Amazon founder and CEO Jeff Bezos.

Despite lobbying hard for a mail-in vote in the 2020 presidential election, Amazon founder and CEO Jeff Bezos (who also owns The Washington Post) has made a 180-degree turn in just three months. He is now asking Amazon employees to vote on the union themselves to ensure “valid, fair and successful elections.

According to a Jan. 26 report in the National File, employees at an Amazon warehouse in Bessemer, Alabama, were preparing to vote to join the retail, wholesale and department store union when Amazon suddenly and completely changed its voting plans.

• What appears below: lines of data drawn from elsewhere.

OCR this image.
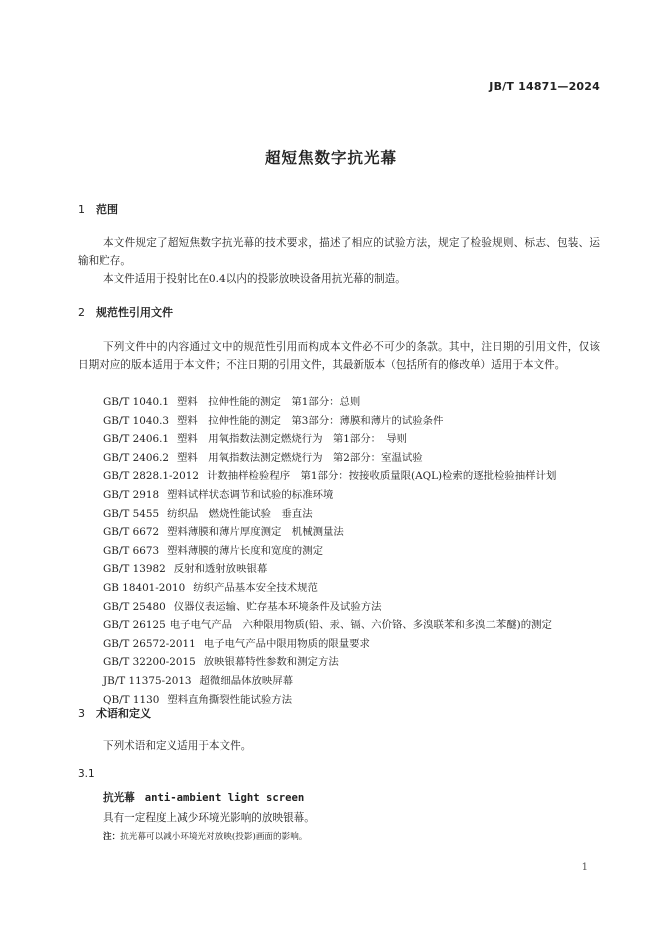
JB/T 14871—2024
超短焦数字抗光幕
1 范围

本文件规定了超短焦数字抗光幕的技术要求，描述了相应的试验方法，规定了检验规则、标志、包装、运输和贮存。

本文件适用于投射比在0.4以内的投影放映设备用抗光幕的制造。

2 规范性引用文件

下列文件中的内容通过文中的规范性引用而构成本文件必不可少的条款。其中，注日期的引用文件，仅该日期对应的版本适用于本文件；不注日期的引用文件，其最新版本（包括所有的修改单）适用于本文件。

GB/T 1040.1 塑料　拉伸性能的测定　第1部分：总则
GB/T 1040.3 塑料　拉伸性能的测定　第3部分：薄膜和薄片的试验条件
GB/T 2406.1 塑料　用氧指数法测定燃烧行为　第1部分：　导则
GB/T 2406.2 塑料　用氧指数法测定燃烧行为　第2部分：室温试验
GB/T 2828.1-2012 计数抽样检验程序　第1部分：按接收质量限(AQL)检索的逐批检验抽样计划
GB/T 2918 塑料试样状态调节和试验的标准环境
GB/T 5455 纺织品　燃烧性能试验　垂直法
GB/T 6672 塑料薄膜和薄片厚度测定　机械测量法
GB/T 6673 塑料薄膜的薄片长度和宽度的测定
GB/T 13982 反射和透射放映银幕
GB 18401-2010 纺织产品基本安全技术规范
GB/T 25480 仪器仪表运输、贮存基本环境条件及试验方法
GB/T 26125 电子电气产品　六种限用物质(铅、汞、镉、六价铬、多溴联苯和多溴二苯醚)的测定
GB/T 26572-2011 电子电气产品中限用物质的限量要求
GB/T 32200-2015 放映银幕特性参数和测定方法
JB/T 11375-2013 超微细晶体放映屏幕
QB/T 1130 塑料直角撕裂性能试验方法
3 术语和定义

下列术语和定义适用于本文件。

3.1
抗光幕 anti-ambient light screen
具有一定程度上减少环境光影响的放映银幕。
注：抗光幕可以减小环境光对放映(投影)画面的影响。
1
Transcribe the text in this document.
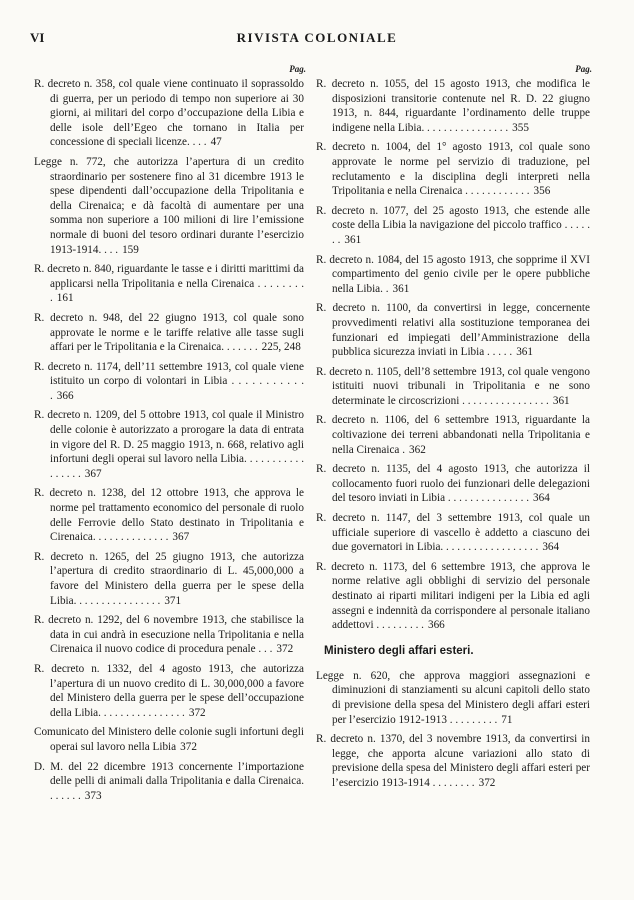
VI	RIVISTA COLONIALE
Pag.
R. decreto n. 358, col quale viene continuato il soprassoldo di guerra, per un periodo di tempo non superiore ai 30 giorni, ai militari del corpo d’occupazione della Libia e delle isole dell’Egeo che tornano in Italia per concessione di speciali licenze. . . . 47
Legge n. 772, che autorizza l’apertura di un credito straordinario per sostenere fino al 31 dicembre 1913 le spese dipendenti dall’occupazione della Tripolitania e della Cirenaica; e dà facoltà di aumentare per una somma non superiore a 100 milioni di lire l’emissione normale di buoni del tesoro ordinari durante l’esercizio 1913-1914. . . . 159
R. decreto n. 840, riguardante le tasse e i diritti marittimi da applicarsi nella Tripolitania e nella Cirenaica . . . . . . . . . 161
R. decreto n. 948, del 22 giugno 1913, col quale sono approvate le norme e le tariffe relative alle tasse sugli affari per le Tripolitania e la Cirenaica. . . . . . . 225, 248
R. decreto n. 1174, dell’11 settembre 1913, col quale viene istituito un corpo di volontari in Libia . . . . . . . . . . . . 366
R. decreto n. 1209, del 5 ottobre 1913, col quale il Ministro delle colonie è autorizzato a prorogare la data di entrata in vigore del R. D. 25 maggio 1913, n. 668, relativo agli infortuni degli operai sul lavoro nella Libia. . . . . . . . . . . . . . . . . 367
R. decreto n. 1238, del 12 ottobre 1913, che approva le norme pel trattamento economico del personale di ruolo delle Ferrovie dello Stato destinato in Tripolitania e Cirenaica. . . . . . . . . . . . . . 367
R. decreto n. 1265, del 25 giugno 1913, che autorizza l’apertura di credito straordinario di L. 45,000,000 a favore del Ministero della guerra per le spese della Libia. . . . . . . . . . . . . . . . 371
R. decreto n. 1292, del 6 novembre 1913, che stabilisce la data in cui andrà in esecuzione nella Tripolitania e nella Cirenaica il nuovo codice di procedura penale . . . 372
R. decreto n. 1332, del 4 agosto 1913, che autorizza l’apertura di un nuovo credito di L. 30,000,000 a favore del Ministero della guerra per le spese dell’occupazione della Libia. . . . . . . . . . . . . . . . 372
Comunicato del Ministero delle colonie sugli infortuni degli operai sul lavoro nella Libia 372
D. M. del 22 dicembre 1913 concernente l’importazione delle pelli di animali dalla Tripolitania e dalla Cirenaica. . . . . . . 373
Pag.
R. decreto n. 1055, del 15 agosto 1913, che modifica le disposizioni transitorie contenute nel R. D. 22 giugno 1913, n. 844, riguardante l’ordinamento delle truppe indigene nella Libia. . . . . . . . . . . . . . . . 355
R. decreto n. 1004, del 1° agosto 1913, col quale sono approvate le norme pel servizio di traduzione, pel reclutamento e la disciplina degli interpreti nella Tripolitania e nella Cirenaica . . . . . . . . . . . . 356
R. decreto n. 1077, del 25 agosto 1913, che estende alle coste della Libia la navigazione del piccolo traffico . . . . . . . 361
R. decreto n. 1084, del 15 agosto 1913, che sopprime il XVI compartimento del genio civile per le opere pubbliche nella Libia. . 361
R. decreto n. 1100, da convertirsi in legge, concernente provvedimenti relativi alla sostituzione temporanea dei funzionari ed impiegati dell’Amministrazione della pubblica sicurezza inviati in Libia . . . . . 361
R. decreto n. 1105, dell’8 settembre 1913, col quale vengono istituiti nuovi tribunali in Tripolitania e ne sono determinate le circoscrizioni . . . . . . . . . . . . . . . . 361
R. decreto n. 1106, del 6 settembre 1913, riguardante la coltivazione dei terreni abbandonati nella Tripolitania e nella Cirenaica . 362
R. decreto n. 1135, del 4 agosto 1913, che autorizza il collocamento fuori ruolo dei funzionari delle delegazioni del tesoro inviati in Libia . . . . . . . . . . . . . . . 364
R. decreto n. 1147, del 3 settembre 1913, col quale un ufficiale superiore di vascello è addetto a ciascuno dei due governatori in Libia. . . . . . . . . . . . . . . . . . 364
R. decreto n. 1173, del 6 settembre 1913, che approva le norme relative agli obblighi di servizio del personale destinato ai riparti militari indigeni per la Libia ed agli assegni e indennità da corrispondere al personale italiano addettovi . . . . . . . . . 366
Ministero degli affari esteri.
Legge n. 620, che approva maggiori assegnazioni e diminuzioni di stanziamenti su alcuni capitoli dello stato di previsione della spesa del Ministero degli affari esteri per l’esercizio 1912-1913 . . . . . . . . . 71
R. decreto n. 1370, del 3 novembre 1913, da convertirsi in legge, che apporta alcune variazioni allo stato di previsione della spesa del Ministero degli affari esteri per l’esercizio 1913-1914 . . . . . . . . 372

The National Labor Relations Board (NLRB), which is responsible for the referendum, had planned to begin the mail-in ballot on Feb. 8, but Amazon has called a halt to the process and lawyers filed a motion on Jan. 21 to delay the vote, which is estimated to involve more than 6,000 employees.

In a statement released to CNN, an Amazon spokesperson detailed the company’s position on the voting process, “The best way to have an effective, fair and successful election is to conduct it manually and in person (on site), making it easy for co-workers to verify and vote close to their workplace.”

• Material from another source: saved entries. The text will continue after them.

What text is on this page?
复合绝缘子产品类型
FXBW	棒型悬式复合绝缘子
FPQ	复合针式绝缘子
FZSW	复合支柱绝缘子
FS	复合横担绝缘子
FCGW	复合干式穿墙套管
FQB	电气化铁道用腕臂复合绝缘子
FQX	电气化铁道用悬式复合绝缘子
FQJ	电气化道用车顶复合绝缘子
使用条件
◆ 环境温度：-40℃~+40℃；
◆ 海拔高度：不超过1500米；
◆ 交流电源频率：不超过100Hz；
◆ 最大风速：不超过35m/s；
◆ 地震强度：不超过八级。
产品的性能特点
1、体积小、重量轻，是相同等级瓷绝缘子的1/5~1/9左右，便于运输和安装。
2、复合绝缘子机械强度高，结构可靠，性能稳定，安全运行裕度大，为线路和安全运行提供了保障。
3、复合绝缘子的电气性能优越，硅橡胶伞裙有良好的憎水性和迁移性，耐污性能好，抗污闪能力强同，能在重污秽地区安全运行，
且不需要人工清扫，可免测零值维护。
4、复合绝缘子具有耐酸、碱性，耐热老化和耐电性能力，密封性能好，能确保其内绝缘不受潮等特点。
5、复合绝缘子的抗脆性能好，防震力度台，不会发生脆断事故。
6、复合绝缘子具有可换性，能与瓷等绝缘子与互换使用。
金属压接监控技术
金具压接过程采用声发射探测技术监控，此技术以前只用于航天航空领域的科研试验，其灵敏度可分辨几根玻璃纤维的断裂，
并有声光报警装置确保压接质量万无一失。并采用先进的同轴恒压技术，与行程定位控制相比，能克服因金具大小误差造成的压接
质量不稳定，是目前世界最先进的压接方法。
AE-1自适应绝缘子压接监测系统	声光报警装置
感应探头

“Amazon has provided the National Labor Relations Board with a secure, confidential and convenient offer for employees to vote on-site, which is in the best interest of all parties – employee convenience, vote fidelity and timeliness of vote counting. We will continue to insist on fair election measures and we want everyone to vote, so our focus is on making sure that happens.”

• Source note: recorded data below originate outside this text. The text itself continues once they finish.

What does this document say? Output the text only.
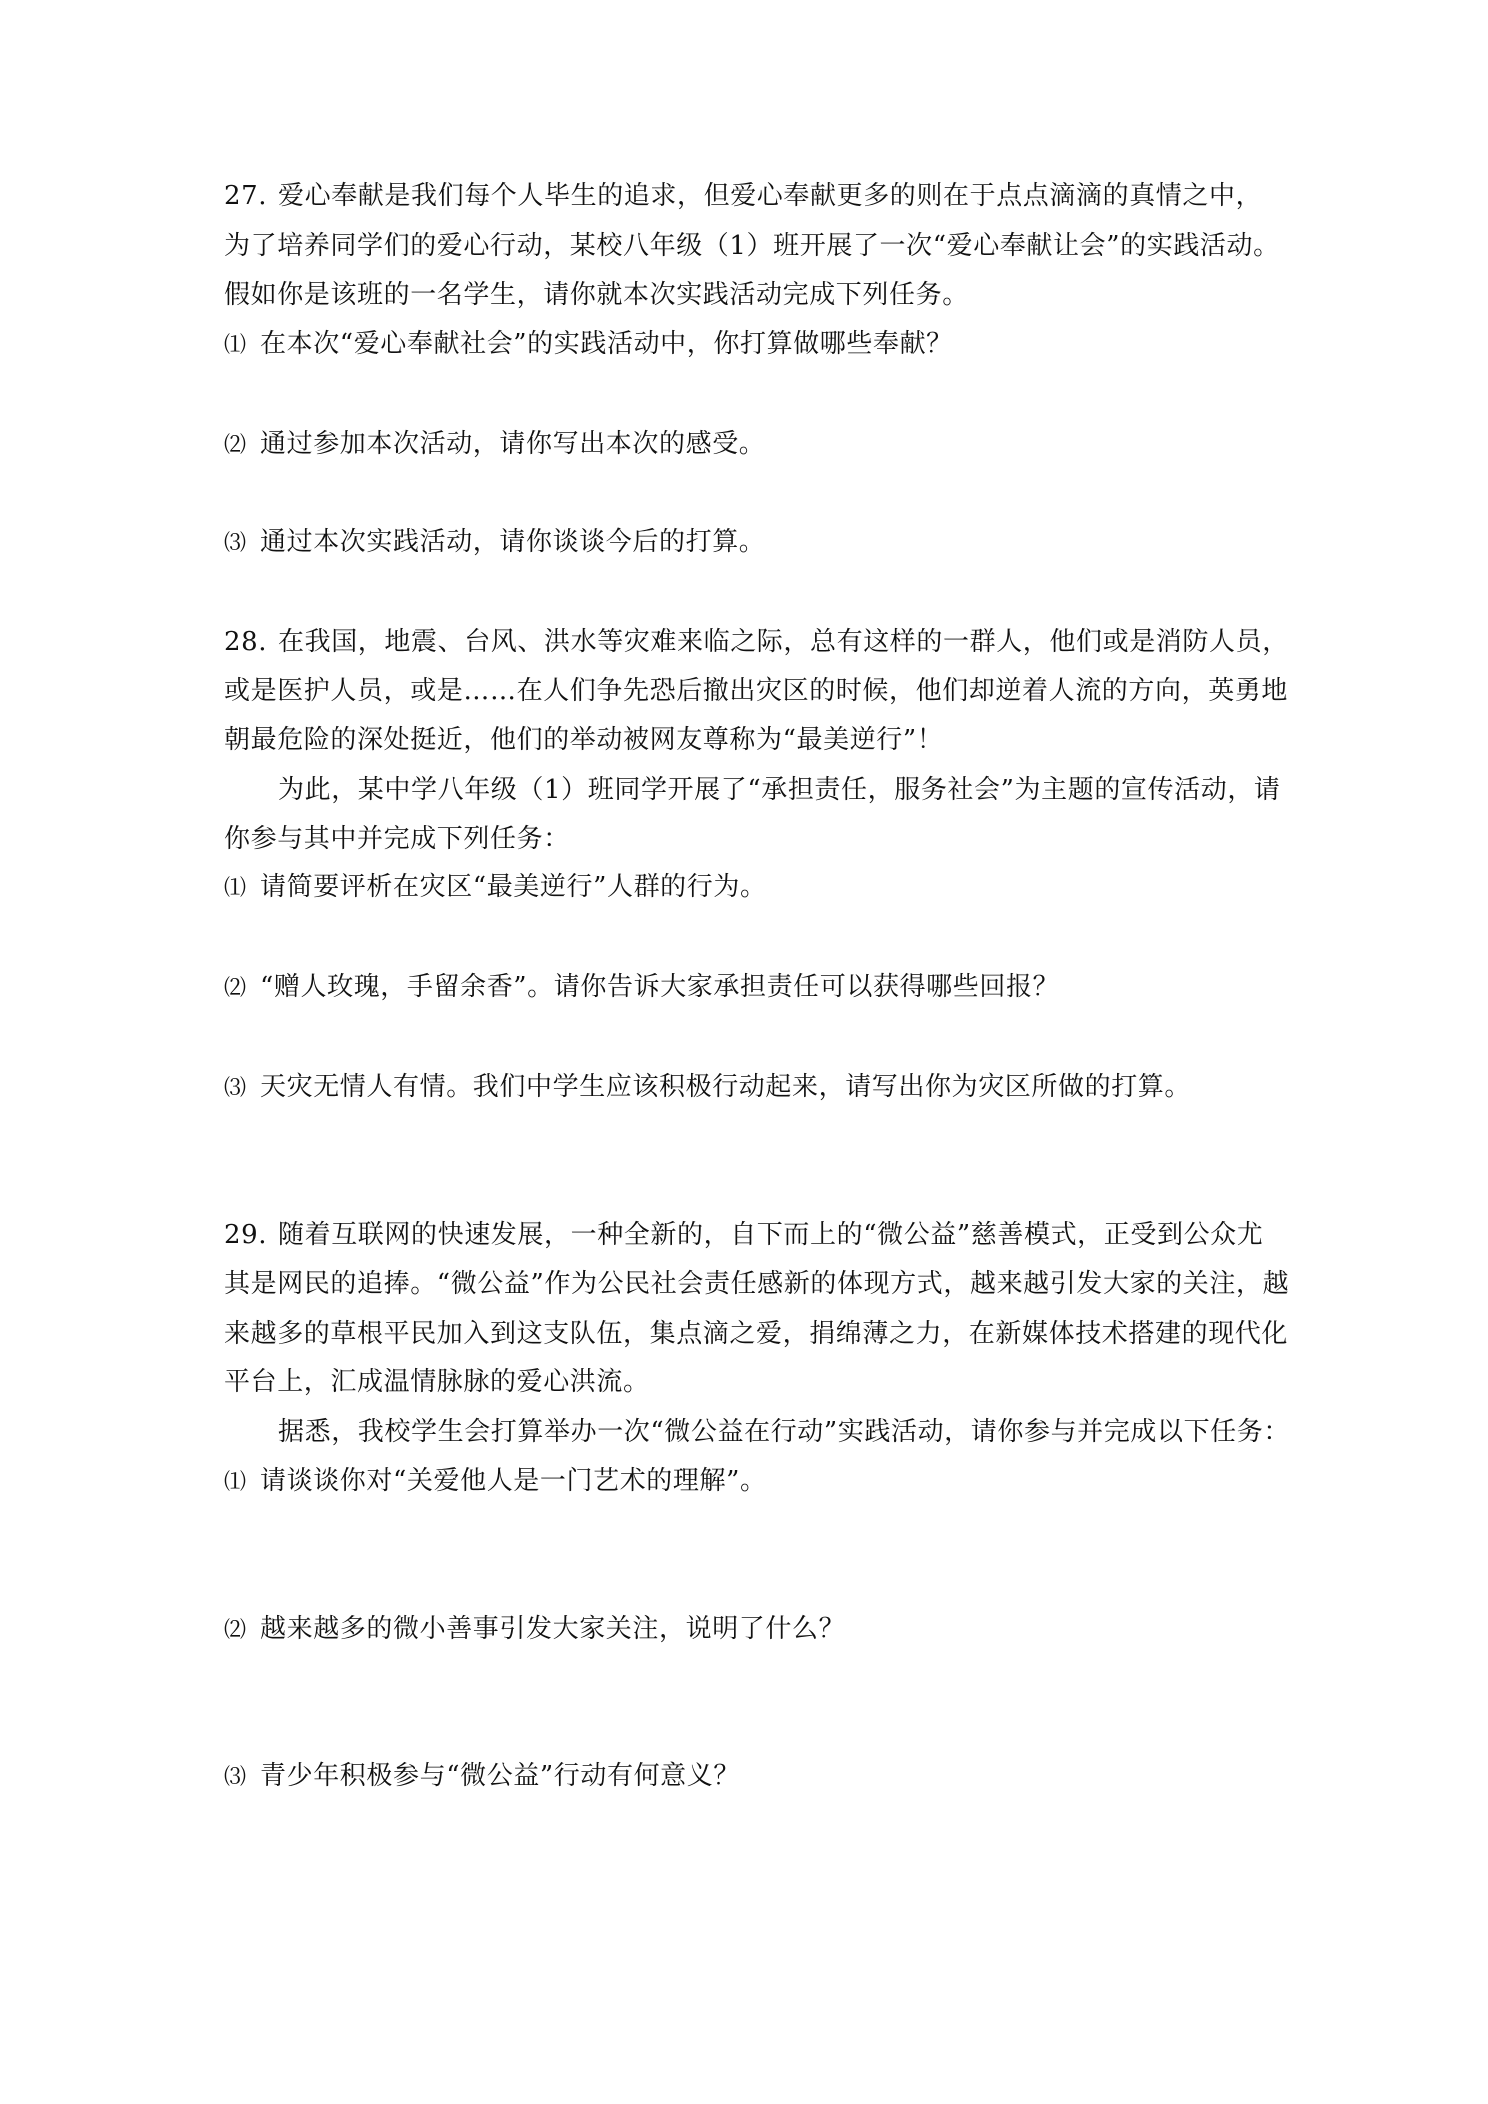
27. 爱心奉献是我们每个人毕生的追求，但爱心奉献更多的则在于点点滴滴的真情之中，
为了培养同学们的爱心行动，某校八年级（1）班开展了一次“爱心奉献让会”的实践活动。
假如你是该班的一名学生，请你就本次实践活动完成下列任务。
⑴ 在本次“爱心奉献社会”的实践活动中，你打算做哪些奉献？
⑵ 通过参加本次活动，请你写出本次的感受。
⑶ 通过本次实践活动，请你谈谈今后的打算。
28. 在我国，地震、台风、洪水等灾难来临之际，总有这样的一群人，他们或是消防人员，
或是医护人员，或是……在人们争先恐后撤出灾区的时候，他们却逆着人流的方向，英勇地
朝最危险的深处挺近，他们的举动被网友尊称为“最美逆行”！
为此，某中学八年级（1）班同学开展了“承担责任，服务社会”为主题的宣传活动，请
你参与其中并完成下列任务：
⑴ 请简要评析在灾区“最美逆行”人群的行为。
⑵ “赠人玫瑰，手留余香”。请你告诉大家承担责任可以获得哪些回报？
⑶ 天灾无情人有情。我们中学生应该积极行动起来，请写出你为灾区所做的打算。
29. 随着互联网的快速发展，一种全新的，自下而上的“微公益”慈善模式，正受到公众尤
其是网民的追捧。“微公益”作为公民社会责任感新的体现方式，越来越引发大家的关注，越
来越多的草根平民加入到这支队伍，集点滴之爱，捐绵薄之力，在新媒体技术搭建的现代化
平台上，汇成温情脉脉的爱心洪流。
据悉，我校学生会打算举办一次“微公益在行动”实践活动，请你参与并完成以下任务：
⑴ 请谈谈你对“关爱他人是一门艺术的理解”。
⑵ 越来越多的微小善事引发大家关注，说明了什么？
⑶ 青少年积极参与“微公益”行动有何意义？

Employees report poor working conditions and inadequate pay at the facilities owned by Bezos, the richest man in the world and a leading supporter of the global left-wing movement. The online retailer has reportedly reaped record profits in recent months thanks to the Amazon-backed Wuhan pneumonia (COVID-19) blockade, but some employees say they still rely on government assistance to make ends meet because of low wages and stagnation.

Despite Bezos’ preference for the left, Amazon has been staunchly opposed to unionization of its employees for years. in 2017, populist factions on the left and right united to oppose the construction of a pair of taxpayer-funded Amazon headquarters facilities in Arlington, Virginia, and New York City, prompting the company to move its planned New York operations to Tennessee.

Amazon’s opponents, who liken their plan to a 20th century high-tech version of “company town,” as seen throughout Appalachian coal country, would allow employees of the planned new headquarters to be encouraged to live in Amazon-owned apartments, shop at Amazon-owned stores and live most of their daily lives within the confines of the company’s offerings. most of their daily lives.